Harrison grimaced. Armand had clearly been working with a younger version of Paige than he had. “Then what happened?”
“Our time expired. Zaphier had given her too much of my money and I couldn’t afford to renew her contract at that price. I needed her to come to me and tell me that she loved me.”
“Did she come?” Harrison asked.
Armand shook his head. “She called, but that wasn’t good enough for me. I wanted her to come… begging. She did come.”
“But it didn’t work out?”
“No. There had been some drama on the news outlets about her and Zaphier and people thinking there was more to their relationship. It was hot gossip and Zaphier was angry because the whole thing had been nothing more than a favor to me. She met us on the tarmac of New Hawking's airfield at the same time as a horde of reporters and if I hadn’t ordered her from the place, I would have been fired and prosecuted. I tried to get in contact with her, but I wasn’t fast enough. She had her little interview with Zaphier on the cliff face before I could straighten things out with her.”
“How do you explain what happened afterward? You took all her money, sold her, and wiped her memory?”
“Yeah. I would have offered Zaphier much more to save her life. It was obvious that Paige thought I was selling her out. She didn’t realize that she was the bank for all the money I had in the world. That's what I offered Zaphier to keep her alive—all her money and all of my money.”
“Weren’t you worried someone else would buy her for a lifetime contract during the three years that she was in cryostasis at Sleeping Beauty Inc.?”
Armand choked. “I was banking on them not finding out that she’d had her memory wiped.”
“For how damaged she was? Everyone could see it,” Harrison reminded Armand hotly.
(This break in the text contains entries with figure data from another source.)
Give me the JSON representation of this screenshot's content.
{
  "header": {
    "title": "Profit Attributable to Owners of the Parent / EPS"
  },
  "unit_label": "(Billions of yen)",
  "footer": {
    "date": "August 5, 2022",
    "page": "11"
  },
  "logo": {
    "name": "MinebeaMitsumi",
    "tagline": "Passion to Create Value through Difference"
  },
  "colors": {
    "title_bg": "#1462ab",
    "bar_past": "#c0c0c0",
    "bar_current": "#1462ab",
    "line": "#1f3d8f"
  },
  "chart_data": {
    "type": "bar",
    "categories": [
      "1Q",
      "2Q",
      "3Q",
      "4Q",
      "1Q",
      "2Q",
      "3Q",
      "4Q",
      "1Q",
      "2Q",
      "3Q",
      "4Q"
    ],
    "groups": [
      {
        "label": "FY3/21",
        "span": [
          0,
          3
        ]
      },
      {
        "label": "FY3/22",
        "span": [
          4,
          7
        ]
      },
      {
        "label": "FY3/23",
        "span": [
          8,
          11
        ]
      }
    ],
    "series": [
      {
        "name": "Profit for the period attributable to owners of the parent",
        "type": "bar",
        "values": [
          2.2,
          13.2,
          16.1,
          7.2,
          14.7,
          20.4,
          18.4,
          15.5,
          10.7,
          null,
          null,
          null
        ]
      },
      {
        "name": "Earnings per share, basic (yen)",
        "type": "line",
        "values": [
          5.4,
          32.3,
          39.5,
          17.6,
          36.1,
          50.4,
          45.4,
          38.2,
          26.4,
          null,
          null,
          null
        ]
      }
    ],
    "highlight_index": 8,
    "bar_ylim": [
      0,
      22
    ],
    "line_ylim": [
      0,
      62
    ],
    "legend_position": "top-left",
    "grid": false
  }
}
“I was going to give her her memory back.”
“When?”
“As soon as I could buy her!”
“Would you have set her free?”
Armand looked at Harrison like he was stupid. “Why would I have done that?”
“Didn’t you say something earlier about how you needed to keep it a secret from her that you were her owner so that you knew when she came to you for love, it was sincere?”
He shrugged his shoulders casually. “She only had to do it twice: once when she came to me the first time and then again when she came after me bringing all my money back to me. She meant to give me what I wanted. It was just bad luck that she didn’t catch me at a better time.”
“Luck…” Harrison said slowly. “I guess it was luck that took her away from you and brought her to me.”
Armand didn’t answer. He had been talking, explaining his tactics, and the game he had been playing, but at that moment, he realized who he was talking to. At that moment, Harrison stopped being his brother and became the man who stole his woman from him. He would probably never be anything else.
Armand sneered and barked for the guard.